5時から作家塾

第3章 書店の謎

◆なぜ大きな本屋には英会話教室勧誘のお姉さんがいるのか?

 例えばKとかAのつく超大手チェーンの大型書店に、「英会話教室の勧誘のお姉さん」がいらっしゃるのを見かけた方は多いと思います。そして中には不幸にもロックオンされてしまい、「いかがですか〜?」などと引きずりこまれそうになってしまった方もいらっしゃいますでしょう。

 しかも、彼女らはあろうことか、書店の出入り口前やエスカレーターの付近で「獲物」を狙っております。まさに蟻地獄状態。蛇ににらまれた蛙のごとく、及び腰にてその「関所」を通過しようものなら、
「英会話に興味はございますか〜?」
 などと勧誘攻勢にあってしまうのは必至でございます。ここで、ホンの少しでも曖昧な態度を取ってしまうともはや相手の思うツボ。逃げ出すタイミングを完全に見失い、あわれ次のステップへ……。

 私はよく某大都市に行った際、K系列の書店に行くのですけれど、毎回毎回この勧誘のお姉さまには辟易させられます。
 エスカレーターでその書店のフロアに近づいております。だんだん書店のフロアが眼下に広がってまいりました。そして次の瞬間に私の目に飛び込んでくるもの……。それは……、英会話教室のお姉さん。
 あ〜ぁ、また今日も彼女は満面の笑みを浮かべ……。私は心の中で「くわばら、くわばら」と唱え、体も表情も硬直したままその関所を通過するのでございます。
 このように、書店への道が1ルートしかない書店の場合は、その難関を何事もなく通過する術を身に付けなくてはなりません。

 ・完全無視
 ・「けっこうです、急いでますので」と足早に通り過ぎる

 このいずれかがよろしいのではないかと。さらには「ネイティブな英語で切りかえす」なんつう力ワザもございますが(使用する側にそれなりのスキルが必要)、しかし、平常心を装い無事にその前を突破するも、多大なストレスがかかるのはどのみちマチガイございません。このような書店には自然と足が遠のく方も多いのではないでしょうか? どうやら英会話教室の勧誘に場所貸ししている書店には、それ相応のバックがあるのでしょう。大手書店の資金確保の手段の一つとして、そして英会話教室としては「書店に来るお客様=勉強熱心。

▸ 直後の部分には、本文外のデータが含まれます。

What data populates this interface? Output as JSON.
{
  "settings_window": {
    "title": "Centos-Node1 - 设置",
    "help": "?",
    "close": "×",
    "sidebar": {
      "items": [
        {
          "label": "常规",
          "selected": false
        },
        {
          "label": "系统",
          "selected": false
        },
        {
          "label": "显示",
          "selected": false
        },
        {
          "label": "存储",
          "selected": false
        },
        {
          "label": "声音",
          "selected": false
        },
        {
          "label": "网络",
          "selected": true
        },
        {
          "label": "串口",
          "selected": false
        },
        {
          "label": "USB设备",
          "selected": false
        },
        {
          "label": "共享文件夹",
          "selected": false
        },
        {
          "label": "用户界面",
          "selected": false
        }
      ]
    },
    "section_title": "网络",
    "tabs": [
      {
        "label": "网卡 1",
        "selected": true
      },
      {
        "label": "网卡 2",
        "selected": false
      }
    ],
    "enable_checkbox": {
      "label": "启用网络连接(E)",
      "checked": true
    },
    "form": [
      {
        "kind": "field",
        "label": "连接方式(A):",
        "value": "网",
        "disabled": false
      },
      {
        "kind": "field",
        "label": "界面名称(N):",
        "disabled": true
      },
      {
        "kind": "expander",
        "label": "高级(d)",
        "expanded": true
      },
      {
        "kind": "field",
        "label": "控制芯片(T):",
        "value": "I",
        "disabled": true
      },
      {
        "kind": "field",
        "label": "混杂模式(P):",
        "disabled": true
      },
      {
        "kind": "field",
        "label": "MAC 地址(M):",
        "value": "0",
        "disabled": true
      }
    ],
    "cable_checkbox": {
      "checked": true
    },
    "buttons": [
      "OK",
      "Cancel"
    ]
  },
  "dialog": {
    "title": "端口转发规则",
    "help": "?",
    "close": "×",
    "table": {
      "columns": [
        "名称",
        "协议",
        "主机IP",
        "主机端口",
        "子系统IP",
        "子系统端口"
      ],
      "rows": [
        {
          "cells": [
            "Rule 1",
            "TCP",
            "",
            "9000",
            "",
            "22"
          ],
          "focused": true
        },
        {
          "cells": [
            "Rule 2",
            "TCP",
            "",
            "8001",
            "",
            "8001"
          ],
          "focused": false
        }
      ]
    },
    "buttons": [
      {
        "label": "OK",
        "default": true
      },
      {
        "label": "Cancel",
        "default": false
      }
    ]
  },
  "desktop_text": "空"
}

営業するにはこれ以上ない効率のよい場所」という利害の一致の結果が、一方通行の出入り口前での
「英会話に興味ありますか〜?」
 となって現れているのでございます。
 が、その書店は目先のバックよりも大きな売上・お客様を失っているように思われてなりません。

 ちなみに、私の書店では「ロックオン」されることはございませんのでご安心を。